Dominic cooked a couple of weeks ago. He made scallops mornay with an unfortunate amount of lemon. This is a fairly major event, given that he rarely fronts and up until recently seemed kind of uninterested in daily life.
Unfortunately, he didn’t clean up. If he has to be a mostly-gay-guy can’t he at least be stereotypically neat? We had a huge squabble over it. I realized that I have come to some new level of acceptance because when I walked into the kitchen and found a mess my reaction was not whathappenedohmygodIlosttimewhatdidyousay The End Is Nigh but: why didn’t you clean up the fucking kitchen and why did you have to use three pots?

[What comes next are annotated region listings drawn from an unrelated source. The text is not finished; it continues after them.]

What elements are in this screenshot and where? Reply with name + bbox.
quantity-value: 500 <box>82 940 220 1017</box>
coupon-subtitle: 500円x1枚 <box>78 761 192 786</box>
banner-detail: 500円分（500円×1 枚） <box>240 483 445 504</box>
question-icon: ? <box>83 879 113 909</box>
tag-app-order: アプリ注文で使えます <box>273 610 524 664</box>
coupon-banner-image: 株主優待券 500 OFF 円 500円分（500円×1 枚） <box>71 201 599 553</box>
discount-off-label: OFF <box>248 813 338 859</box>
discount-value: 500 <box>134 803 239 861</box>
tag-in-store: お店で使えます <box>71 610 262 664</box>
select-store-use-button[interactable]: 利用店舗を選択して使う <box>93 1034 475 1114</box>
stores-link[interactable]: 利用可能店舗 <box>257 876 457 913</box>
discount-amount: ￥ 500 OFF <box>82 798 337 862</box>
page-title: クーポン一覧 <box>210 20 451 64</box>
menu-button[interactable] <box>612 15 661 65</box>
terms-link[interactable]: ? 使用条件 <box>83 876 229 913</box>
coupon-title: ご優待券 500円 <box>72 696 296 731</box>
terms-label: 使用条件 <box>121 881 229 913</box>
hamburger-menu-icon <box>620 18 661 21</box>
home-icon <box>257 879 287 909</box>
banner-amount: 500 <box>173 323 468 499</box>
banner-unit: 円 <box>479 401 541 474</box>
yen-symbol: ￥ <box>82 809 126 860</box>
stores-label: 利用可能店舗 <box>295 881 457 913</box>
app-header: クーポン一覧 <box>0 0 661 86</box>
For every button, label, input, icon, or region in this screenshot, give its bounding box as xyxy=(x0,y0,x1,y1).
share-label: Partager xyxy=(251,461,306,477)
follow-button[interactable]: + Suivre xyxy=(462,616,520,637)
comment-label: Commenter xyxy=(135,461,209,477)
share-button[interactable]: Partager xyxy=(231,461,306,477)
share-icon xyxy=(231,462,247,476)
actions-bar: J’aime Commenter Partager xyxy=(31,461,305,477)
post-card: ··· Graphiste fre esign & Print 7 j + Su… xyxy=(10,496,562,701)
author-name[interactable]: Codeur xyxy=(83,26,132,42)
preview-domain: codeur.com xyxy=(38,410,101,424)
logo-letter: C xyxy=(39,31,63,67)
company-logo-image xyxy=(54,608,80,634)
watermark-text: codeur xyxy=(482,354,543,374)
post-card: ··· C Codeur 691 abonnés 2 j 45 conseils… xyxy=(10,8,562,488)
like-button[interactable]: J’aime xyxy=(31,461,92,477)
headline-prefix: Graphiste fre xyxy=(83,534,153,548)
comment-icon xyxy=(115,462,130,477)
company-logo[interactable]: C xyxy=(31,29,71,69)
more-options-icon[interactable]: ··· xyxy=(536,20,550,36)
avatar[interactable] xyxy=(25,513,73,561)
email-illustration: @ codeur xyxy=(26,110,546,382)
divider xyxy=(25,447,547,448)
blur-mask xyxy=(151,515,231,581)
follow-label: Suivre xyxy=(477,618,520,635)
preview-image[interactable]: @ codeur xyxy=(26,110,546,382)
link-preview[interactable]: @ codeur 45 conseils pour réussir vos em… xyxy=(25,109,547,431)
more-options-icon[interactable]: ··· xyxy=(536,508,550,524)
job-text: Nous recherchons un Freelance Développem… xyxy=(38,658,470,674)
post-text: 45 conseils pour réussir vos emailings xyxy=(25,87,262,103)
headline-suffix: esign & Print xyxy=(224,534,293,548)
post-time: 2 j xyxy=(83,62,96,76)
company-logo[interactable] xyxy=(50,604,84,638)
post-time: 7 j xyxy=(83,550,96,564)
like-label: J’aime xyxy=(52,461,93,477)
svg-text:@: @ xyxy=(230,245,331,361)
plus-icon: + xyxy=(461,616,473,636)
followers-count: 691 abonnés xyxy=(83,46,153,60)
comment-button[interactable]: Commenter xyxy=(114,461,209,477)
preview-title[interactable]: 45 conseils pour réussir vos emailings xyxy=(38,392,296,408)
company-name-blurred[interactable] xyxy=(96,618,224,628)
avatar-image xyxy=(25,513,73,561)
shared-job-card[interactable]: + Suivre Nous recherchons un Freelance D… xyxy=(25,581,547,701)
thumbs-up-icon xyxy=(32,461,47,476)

He mostly laughed at me. Which is – good. Really good.
Food seems to be almost our marker for staying grounded in the present. The best sign that people are enjoying life in the now is that they start to appreciate food in some way. This might mean trying to get around the no-Cheeze-Whiz edict, or it might mean trying to make scallops Mornay. I have pretty much fully bought into what Lyr was/has been/will be getting at with her book, in that food is a basic connection to the body and to nature in some mystic way, and it seems that I’m not atypical of the system in that.
And breast feeding Noah is a lot like that too: a basic love-food-comfort-warm-mnn connection. And soon – at 6 months and not much before, on the advice of our family doctor who’s watched us struggle with various food sensitivities and a few full-blown allergies – we will be introducing Noah to food. And wow, won’t that be something else. It really will.






As one of this system’s “mostly-gay-guys,” I sympathize with Dominic. All the fun is over once the cooking is done! I hate washing up, myself.
It’s true, too, what Lyr theorizes. Food is a mystical thing. I believe this very deeply. Her book sounds right up my alley.